Willie was not impressed. The billboard blew his cover in the one place where he could still be Willie Hugh. He didn’t like the sign and figured since he’d played the benefit that raised money to put it up, he could take it down. One evening following a poker game with his buddy Zeke Varnon, Willie, Zeke, and J. D. Howell, another pal, who used to run a couple of clubs over in Malone, drove to the gas station, filled up a gas can, and put it in the back of Zeke’s pickup.

Abbott’s sole police car pulled into the station and the officer behind the wheel asked, “Hey, Willie, what are you doing?”

“We’re gonna go down here and burn this sign,” Willie told him.

“Okay, have fun!” the officer said, driving away.

“We threw the gasoline on the sign and it burned for two minutes and went out,” Willie said. “We tried again and again, but it had been treated with some chemical and wouldn’t burn, so we left.”

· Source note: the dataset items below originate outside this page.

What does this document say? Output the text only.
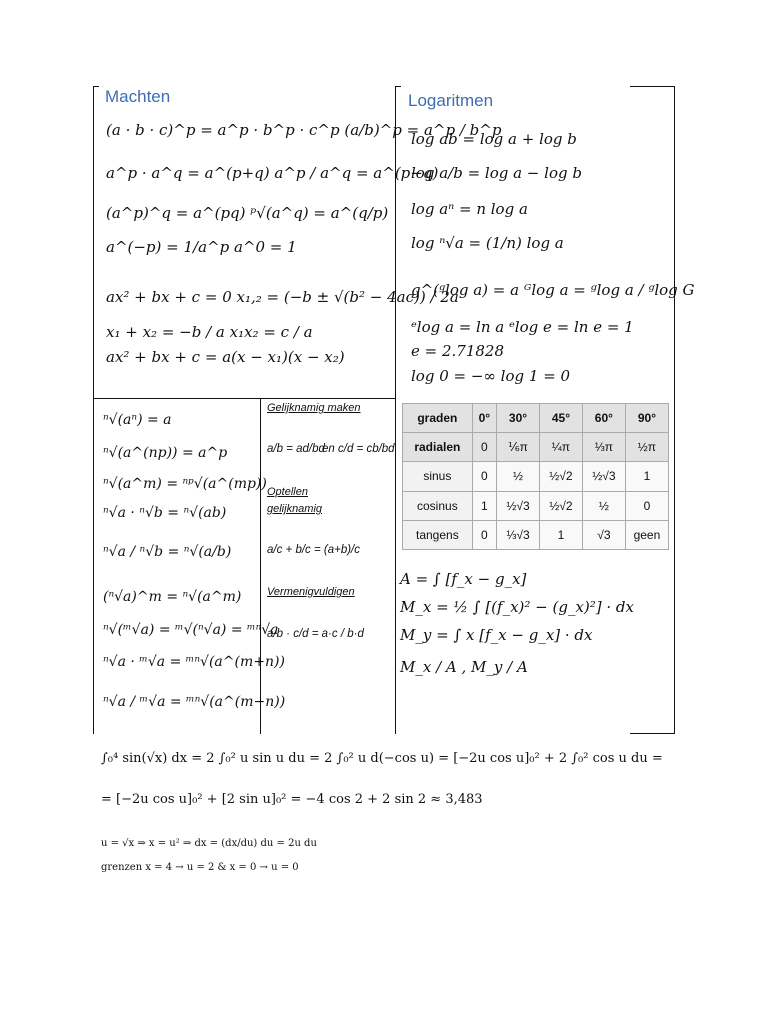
Machten
(a · b · c)^p = a^p · b^p · c^p (a/b)^p = a^p / b^p
a^p · a^q = a^(p+q) a^p / a^q = a^(p−q)
(a^p)^q = a^(pq) ᵖ√(a^q) = a^(q/p)
a^(−p) = 1/a^p a^0 = 1
ax² + bx + c = 0 x₁,₂ = (−b ± √(b² − 4ac)) / 2a
x₁ + x₂ = −b / a x₁x₂ = c / a
ax² + bx + c = a(x − x₁)(x − x₂)
Logaritmen
log ab = log a + log b
log a/b = log a − log b
log aⁿ = n log a
log ⁿ√a = (1/n) log a
g^(ᵍlog a) = a ᴳlog a = ᵍlog a / ᵍlog G
ᵉlog a = ln a ᵉlog e = ln e = 1
e = 2.71828
log 0 = −∞ log 1 = 0
ⁿ√(aⁿ) = a
ⁿ√(a^(np)) = a^p
ⁿ√(a^m) = ⁿᵖ√(a^(mp))
ⁿ√a · ⁿ√b = ⁿ√(ab)
ⁿ√a / ⁿ√b = ⁿ√(a/b)
(ⁿ√a)^m = ⁿ√(a^m)
ⁿ√(ᵐ√a) = ᵐ√(ⁿ√a) = ᵐⁿ√a
ⁿ√a · ᵐ√a = ᵐⁿ√(a^(m+n))
ⁿ√a / ᵐ√a = ᵐⁿ√(a^(m−n))
Gelijknamig maken
a/b = ad/bd
en c/d = cb/bd
Optellen
gelijknamig
a/c + b/c = (a+b)/c
Vermenigvuldigen
a/b · c/d = a·c / b·d
graden	0°	30°	45°	60°	90°
radialen	0	⅙π	¼π	⅓π	½π
sinus	0	½	½√2	½√3	1
cosinus	1	½√3	½√2	½	0
tangens	0	⅓√3	1	√3	geen
A = ∫ [f_x − g_x]
M_x = ½ ∫ [(f_x)² − (g_x)²] · dx
M_y = ∫ x [f_x − g_x] · dx
M_x / A , M_y / A
∫₀⁴ sin(√x) dx = 2 ∫₀² u sin u du = 2 ∫₀² u d(−cos u) = [−2u cos u]₀² + 2 ∫₀² cos u du =
= [−2u cos u]₀² + [2 sin u]₀² = −4 cos 2 + 2 sin 2 ≈ 3,483
u = √x ⇒ x = u² ⇒ dx = (dx/du) du = 2u du
grenzen x = 4 → u = 2 & x = 0 → u = 0
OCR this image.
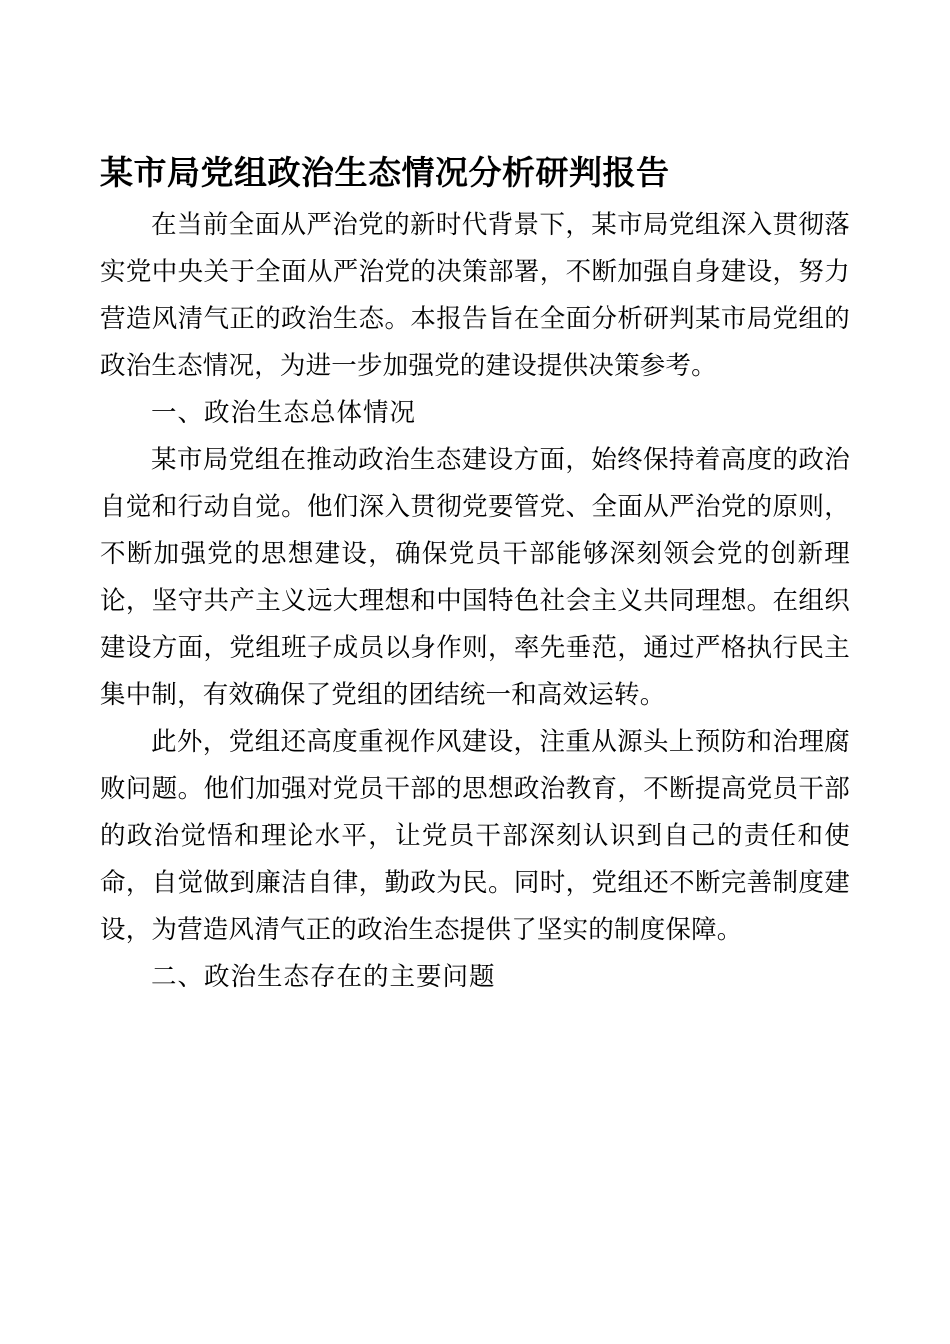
某市局党组政治生态情况分析研判报告

在当前全面从严治党的新时代背景下，某市局党组深入贯彻落实党中央关于全面从严治党的决策部署，不断加强自身建设，努力营造风清气正的政治生态。本报告旨在全面分析研判某市局党组的政治生态情况，为进一步加强党的建设提供决策参考。

一、政治生态总体情况

某市局党组在推动政治生态建设方面，始终保持着高度的政治自觉和行动自觉。他们深入贯彻党要管党、全面从严治党的原则，不断加强党的思想建设，确保党员干部能够深刻领会党的创新理论，坚守共产主义远大理想和中国特色社会主义共同理想。在组织建设方面，党组班子成员以身作则，率先垂范，通过严格执行民主集中制，有效确保了党组的团结统一和高效运转。

此外，党组还高度重视作风建设，注重从源头上预防和治理腐败问题。他们加强对党员干部的思想政治教育，不断提高党员干部的政治觉悟和理论水平，让党员干部深刻认识到自己的责任和使命，自觉做到廉洁自律，勤政为民。同时，党组还不断完善制度建设，为营造风清气正的政治生态提供了坚实的制度保障。

二、政治生态存在的主要问题
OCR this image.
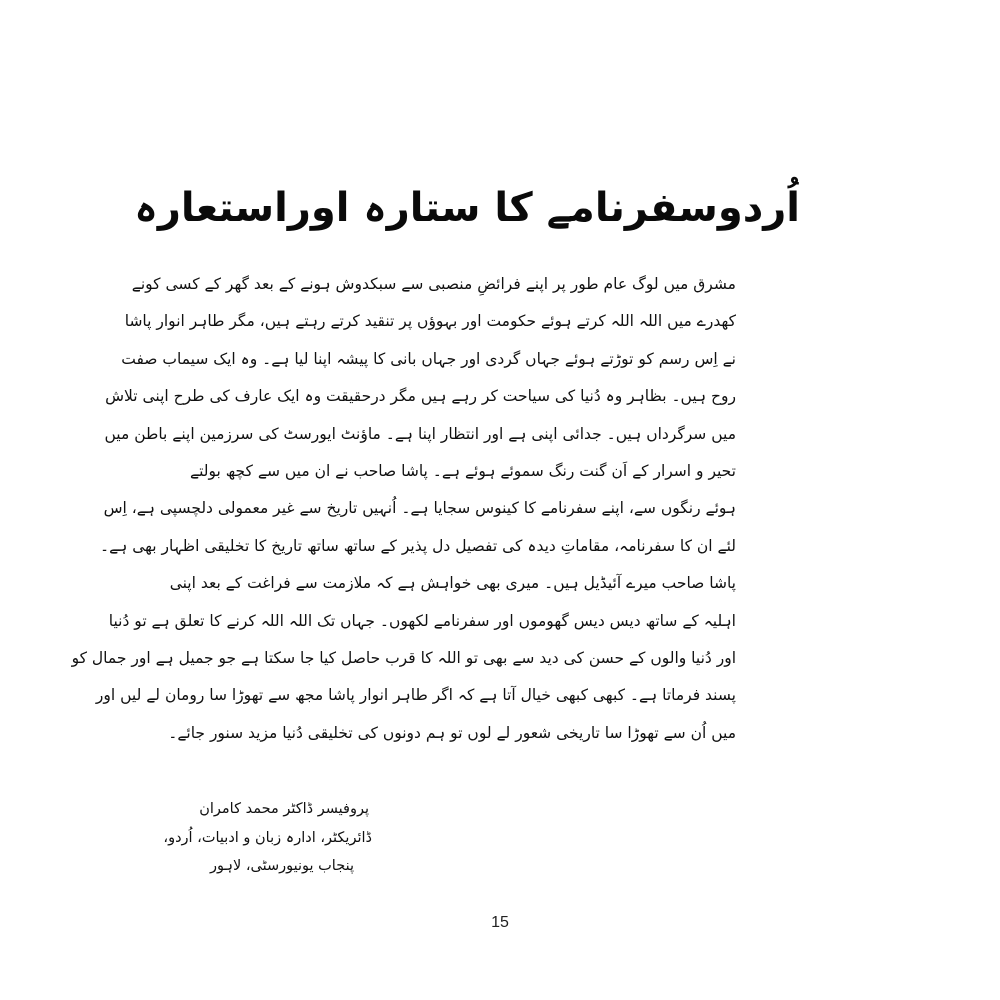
اُردوسفرنامے کا ستارہ اوراستعارہ
مشرق میں لوگ عام طور پر اپنے فرائضِ منصبی سے سبکدوش ہونے کے بعد گھر کے کسی کونے
کھدرے میں اللہ اللہ کرتے ہوئے حکومت اور بہوؤں پر تنقید کرتے رہتے ہیں، مگر طاہر انوار پاشا
نے اِس رسم کو توڑتے ہوئے جہاں گردی اور جہاں بانی کا پیشہ اپنا لیا ہے۔ وہ ایک سیماب صفت
روح ہیں۔ بظاہر وہ دُنیا کی سیاحت کر رہے ہیں مگر درحقیقت وہ ایک عارف کی طرح اپنی تلاش
میں سرگرداں ہیں۔ جدائی اپنی ہے اور انتظار اپنا ہے۔ ماؤنٹ ایورسٹ کی سرزمین اپنے باطن میں
تحیر و اسرار کے اَن گنت رنگ سموئے ہوئے ہے۔ پاشا صاحب نے ان میں سے کچھ بولتے
ہوئے رنگوں سے، اپنے سفرنامے کا کینوس سجایا ہے۔ اُنہیں تاریخ سے غیر معمولی دلچسپی ہے، اِس
لئے ان کا سفرنامہ، مقاماتِ دیدہ کی تفصیل دل پذیر کے ساتھ ساتھ تاریخ کا تخلیقی اظہار بھی ہے۔
پاشا صاحب میرے آئیڈیل ہیں۔ میری بھی خواہش ہے کہ ملازمت سے فراغت کے بعد اپنی
اہلیہ کے ساتھ دیس دیس گھوموں اور سفرنامے لکھوں۔ جہاں تک اللہ اللہ کرنے کا تعلق ہے تو دُنیا
اور دُنیا والوں کے حسن کی دید سے بھی تو اللہ کا قرب حاصل کیا جا سکتا ہے جو جمیل ہے اور جمال کو
پسند فرماتا ہے۔ کبھی کبھی خیال آتا ہے کہ اگر طاہر انوار پاشا مجھ سے تھوڑا سا رومان لے لیں اور
میں اُن سے تھوڑا سا تاریخی شعور لے لوں تو ہم دونوں کی تخلیقی دُنیا مزید سنور جائے۔
پروفیسر ڈاکٹر محمد کامران
ڈائریکٹر، ادارہ زبان و ادبیات، اُردو،
پنجاب یونیورسٹی، لاہور
15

Around daybreak Willie’s boyhood friend Jimmy Bruce was driving across town and noticed a fire. It was the billboard, which had started burning again. The one fire truck in Abbott extinguished the blaze, and a local kid who was considered a troublemaker was arrested under suspicion of arson. Willie called the police to settle the situation. “Let the guy go,” he told the chief. “I was the one who burned the fuckin’ sign.” He was not charged.

Mayor L. A. Hykel’s take on Willie reflected the conflicted feelings some folks in town had toward their most famous native son. “Of course we’d like to see him come down and visit a little more,” the mayor said, adding, “Some say they wish he’d shave so when he does come they can recognize him.”

He raised his hometown profile considerably when he appeared in criminal court as a character witness for Margie Lundy, the owner of the Nite Owl beer joint south of Abbott. Margie had been charged with murder in the shooting death of her brother-in-law, Louis Dickson Jr., which Margie claimed was in self-defense. Willie testified to judge and jury she was the “kindest, most good-hearted person I have ever known. She’s number one in my book. I’ve never heard anyone say anything bad about Margie.” Prosecutor Pat Murphy tried to cast the witness in a cloud of doubt. “I love some of his music,” he said during the trial. “But he leaves a lot to be desired as a witness. He’s well known for his appearance and a past that has been checkered in some fashion by drinking and drugs.”